Minnie Orton Sackett

Maud Theresa Parker

Ely and Minnie Parker's only child was born August 14, 1878 in Fairfield, Connecticut. Her given name was Maud Theresa, but Ely also called her Ah-weh-ee-yo, which in Seneca means "Beautiful Flower." Yet there was nothing Seneca about her upbringing. Maud was baptized into the Episcopal Church and educated at St. Mary's boarding school in New York City. She never visited Tonawanda, and because her mother was white, Maud could never be enrolled as a member of the Seneca Nation.

Maud Parker
Maud Parker

All descriptions and photographs of Maud paint the portrait of an unusually beautiful child. She was fair of skin, had dark wavy hair, and had her mother's "brilliant" eyes, but she had her father's energy and spirit. Bernard Van Rensselaer was impressed with the fifteen-year-old he met in 1893; Maud was on vacation with her parents in Pawling, New York, and Van Rensselaer said the child simply loved to run: "She was as fast as a deer! The hotel we stayed at had a lovely park with pavement all around it and the kids ran races. Maud could beat all of them, including the boys.
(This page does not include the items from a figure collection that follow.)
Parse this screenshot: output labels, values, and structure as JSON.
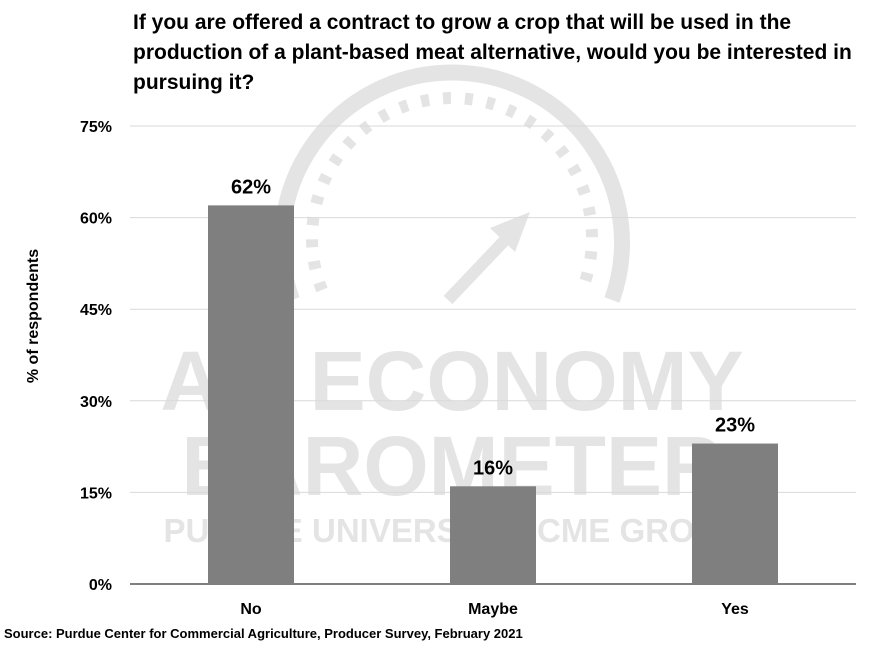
{
  "chart_data": {
    "type": "bar",
    "title": "If you are offered a contract to grow a crop that will be used in the production of a plant-based meat alternative, would you be interested in pursuing it?",
    "categories": [
      "No",
      "Maybe",
      "Yes"
    ],
    "values": [
      62,
      16,
      23
    ],
    "value_labels": [
      "62%",
      "16%",
      "23%"
    ],
    "ylabel": "% of respondents",
    "xlabel": "",
    "ylim": [
      0,
      75
    ],
    "yticks": [
      0,
      15,
      30,
      45,
      60,
      75
    ],
    "ytick_labels": [
      "0%",
      "15%",
      "30%",
      "45%",
      "60%",
      "75%"
    ],
    "grid": true,
    "bar_color": "#7f7f7f",
    "source": "Source: Purdue Center for Commercial Agriculture, Producer Survey, February 2021"
  },
  "watermark": {
    "line1": "AG ECONOMY",
    "line2": "BAROMETER",
    "line3": "PURDUE UNIVERSITY | CME GROUP",
    "color": "#cfcfcf"
  }
}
Kids teased her saying that she could run so well because she was an Indian -- and then she would stomp her feet and say, "I'm a real American and the only one here." Maud was very intense, excitable, and Ely Parker was very cute with her, he would quiet her down."

Not much is known about Maud Parker's adult years. Sometime around the turn of the century, she was married to Arthur Bullard, and moved to his hometown of Wayland, Massachusetts. A few years later, Minnie Parker joined them, living with the couple until her death in 1932.